Fuel cells are electrochemical devices that can convert a stored simple fuel, like hydrogen or methanol, directly into electricity. Because these fuels can be stored and easily converted near homes, vehicles, and businesses, fuel cells can be used to produce energy on demand. One type of fuel cell is the proton exchange membrane (PEM) fuel cell, which uses hydrogen and oxygen gases to make electricity and water. Hydrogen gas reacts at the anode (the negatively charged electrode) to lose its electrons, forming protons (denoted H+ in Figure 1). The electrons flow first through the fuel cell’s load (e.g. a home or business), powering it, and subsequently to the fuel cell’s cathode. The protons must drift across the proton exchange membrane to meet the electrons and oxygen to form water.
One of the greatest challenges of making PEM fuel cells is designing the membrane after which they are named. Engineers would love to have a membrane that transports protons quickly and efficiently. Although there are polymeric materials (e.g. Nafion) that can do this fairly well, there is still a need for faster transport. This week’s paper investigates the role of a polymer’s “precise” structure in facilitating fast proton transport.
Designing polymers, which are large molecules consisting of repeating units called monomers, with a given role relies on interspersing functional groups along the polymer chain. These functional groups are atoms that may contain some important features, such as electrical charge, necessary for the role of polymer. Under most synthetic schemes, the spacing between these functional groups is random. In the case of a typical proton exchange membrane, such as Nafion, negatively charged groups known as sulfonic acids love to interact with each other and with water present in the fuel cell, forming channels that facilitate proton transport, as shown in Figure 2.
However, because the locations of these groups along the polymer chain are random, each chain cannot organize uniformly, forming disordered channels (Figure 2 left panel). In contrast, Edward Trigg and coauthors were able to attach these sulfonic acids at controlled, repeating locations along the polymer chain. Because the sulfonic acid groups are uniformly dispersed along the polymer (every twenty one carbon atoms to be exact), the chains can fold precisely in the same way, forming a uniformly layered structure and ordered channels filled with protons and water and lined with sulfonic acid (Figure 2 right panel).
The authors of this work first compared this material with Nafion, a widely used PEM polymer that is currently one of the best performing materials available. Like Nafion, this material readily absorbs water into the channels formed by the sulfonic acid groups from the air. The water widens the channels and transports protons more quickly as a result. At high levels of humidity, the new polymer performs as well as Nafion. However, as mentioned earlier, Nafion’s structure is amorphous and disordered because of the random placement of its functional groups (see Figure 2 left panel). Why then is a membrane structure so different from Nafion able to transport protons just as well?

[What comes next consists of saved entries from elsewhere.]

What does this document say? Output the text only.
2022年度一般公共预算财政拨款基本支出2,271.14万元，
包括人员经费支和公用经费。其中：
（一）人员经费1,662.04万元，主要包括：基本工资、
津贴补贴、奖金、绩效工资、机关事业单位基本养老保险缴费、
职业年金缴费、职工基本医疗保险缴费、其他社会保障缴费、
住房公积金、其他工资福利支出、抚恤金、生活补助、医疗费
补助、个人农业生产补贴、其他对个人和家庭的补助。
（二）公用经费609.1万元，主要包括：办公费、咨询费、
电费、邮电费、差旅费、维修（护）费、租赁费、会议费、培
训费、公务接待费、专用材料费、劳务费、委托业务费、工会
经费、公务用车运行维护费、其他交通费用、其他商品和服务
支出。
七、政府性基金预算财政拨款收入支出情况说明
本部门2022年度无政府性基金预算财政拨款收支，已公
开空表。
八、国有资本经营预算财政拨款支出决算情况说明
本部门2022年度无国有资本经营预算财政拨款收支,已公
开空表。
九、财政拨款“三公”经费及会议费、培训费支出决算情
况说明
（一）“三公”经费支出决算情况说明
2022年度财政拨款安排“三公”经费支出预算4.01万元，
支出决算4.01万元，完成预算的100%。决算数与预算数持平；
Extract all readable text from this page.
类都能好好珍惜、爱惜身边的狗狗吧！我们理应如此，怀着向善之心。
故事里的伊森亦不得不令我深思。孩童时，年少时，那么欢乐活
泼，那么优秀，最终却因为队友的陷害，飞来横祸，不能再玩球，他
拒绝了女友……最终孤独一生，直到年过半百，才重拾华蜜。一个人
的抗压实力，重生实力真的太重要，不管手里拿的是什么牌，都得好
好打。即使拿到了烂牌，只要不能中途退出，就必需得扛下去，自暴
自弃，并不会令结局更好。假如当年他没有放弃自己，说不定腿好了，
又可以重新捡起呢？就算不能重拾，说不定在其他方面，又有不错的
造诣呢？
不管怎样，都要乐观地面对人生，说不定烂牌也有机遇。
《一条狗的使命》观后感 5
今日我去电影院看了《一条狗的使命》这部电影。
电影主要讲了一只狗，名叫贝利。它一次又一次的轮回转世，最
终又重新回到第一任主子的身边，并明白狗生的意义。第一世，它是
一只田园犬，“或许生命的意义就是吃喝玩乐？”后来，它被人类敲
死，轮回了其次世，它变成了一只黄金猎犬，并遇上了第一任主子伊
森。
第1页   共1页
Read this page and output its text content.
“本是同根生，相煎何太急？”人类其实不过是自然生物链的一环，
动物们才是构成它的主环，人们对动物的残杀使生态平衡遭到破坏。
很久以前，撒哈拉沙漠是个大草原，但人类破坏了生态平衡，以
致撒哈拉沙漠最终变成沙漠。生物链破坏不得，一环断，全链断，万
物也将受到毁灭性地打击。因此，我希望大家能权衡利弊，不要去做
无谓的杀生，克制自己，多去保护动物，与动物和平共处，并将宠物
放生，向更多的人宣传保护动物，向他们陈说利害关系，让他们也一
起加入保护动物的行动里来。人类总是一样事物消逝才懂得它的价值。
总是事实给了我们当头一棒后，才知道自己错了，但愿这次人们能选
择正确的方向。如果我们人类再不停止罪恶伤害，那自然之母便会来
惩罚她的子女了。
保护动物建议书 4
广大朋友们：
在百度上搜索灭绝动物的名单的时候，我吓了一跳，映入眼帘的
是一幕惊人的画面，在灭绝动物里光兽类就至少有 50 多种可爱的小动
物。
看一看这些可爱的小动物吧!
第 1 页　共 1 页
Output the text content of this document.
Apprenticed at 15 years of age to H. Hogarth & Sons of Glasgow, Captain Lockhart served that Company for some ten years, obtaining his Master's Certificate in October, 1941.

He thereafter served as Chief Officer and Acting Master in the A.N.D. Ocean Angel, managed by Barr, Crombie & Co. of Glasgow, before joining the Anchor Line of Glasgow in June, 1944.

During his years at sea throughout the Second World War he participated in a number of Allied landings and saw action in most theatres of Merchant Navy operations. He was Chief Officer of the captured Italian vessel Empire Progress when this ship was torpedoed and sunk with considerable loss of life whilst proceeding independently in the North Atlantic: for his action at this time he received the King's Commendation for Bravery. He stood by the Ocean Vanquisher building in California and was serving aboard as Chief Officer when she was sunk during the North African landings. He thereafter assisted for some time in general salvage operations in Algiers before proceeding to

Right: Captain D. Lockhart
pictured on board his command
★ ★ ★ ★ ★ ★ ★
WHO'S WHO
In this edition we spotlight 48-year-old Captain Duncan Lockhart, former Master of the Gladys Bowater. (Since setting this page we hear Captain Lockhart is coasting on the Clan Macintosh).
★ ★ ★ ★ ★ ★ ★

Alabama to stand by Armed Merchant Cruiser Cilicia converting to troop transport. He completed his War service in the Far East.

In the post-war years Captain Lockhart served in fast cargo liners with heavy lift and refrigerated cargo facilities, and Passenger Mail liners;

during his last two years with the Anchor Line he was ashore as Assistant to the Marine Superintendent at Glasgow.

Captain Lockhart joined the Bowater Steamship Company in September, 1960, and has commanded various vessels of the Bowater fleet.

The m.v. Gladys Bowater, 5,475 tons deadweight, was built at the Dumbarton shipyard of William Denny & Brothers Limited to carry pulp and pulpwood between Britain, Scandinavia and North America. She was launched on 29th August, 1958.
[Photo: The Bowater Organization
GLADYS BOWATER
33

The authors used simulation to answer this question. Specifically, they examined the dynamics of water contained in channels. Faster proton transport is facilitated by faster water dynamics. They compared the ordered and disordered versions of their polymer. The water dynamics in the ordered structure were faster than those in the disordered structure, suggesting slower proton transport in the disordered material. They attributed the slower water dynamics to the nonuniform size and the poor connectivity of the water channels in the disordered structure. These findings suggest that PEM membrane materials like Nafion can be further improved by creating ordered, rather than disordered, channels.
In short, Edward Trigg and his colleagues opened a new potential path to better performing fuel cells through the design of a well-ordered polymeric proton exchange membrane. They demonstrated that the ordered polymeric structure within their PEM leads to faster proton transport than in a disordered version of the structure. With further refinement of the synthesis techniques, membranes like these may yield faster proton transport than is currently achievable, leading to exceptional performance in PEM fuel cells. With better performance, PEM fuel cells may be more readily available to quickly convert stored energy for use in domestic and industrial applications when renewable sources are not immediately available.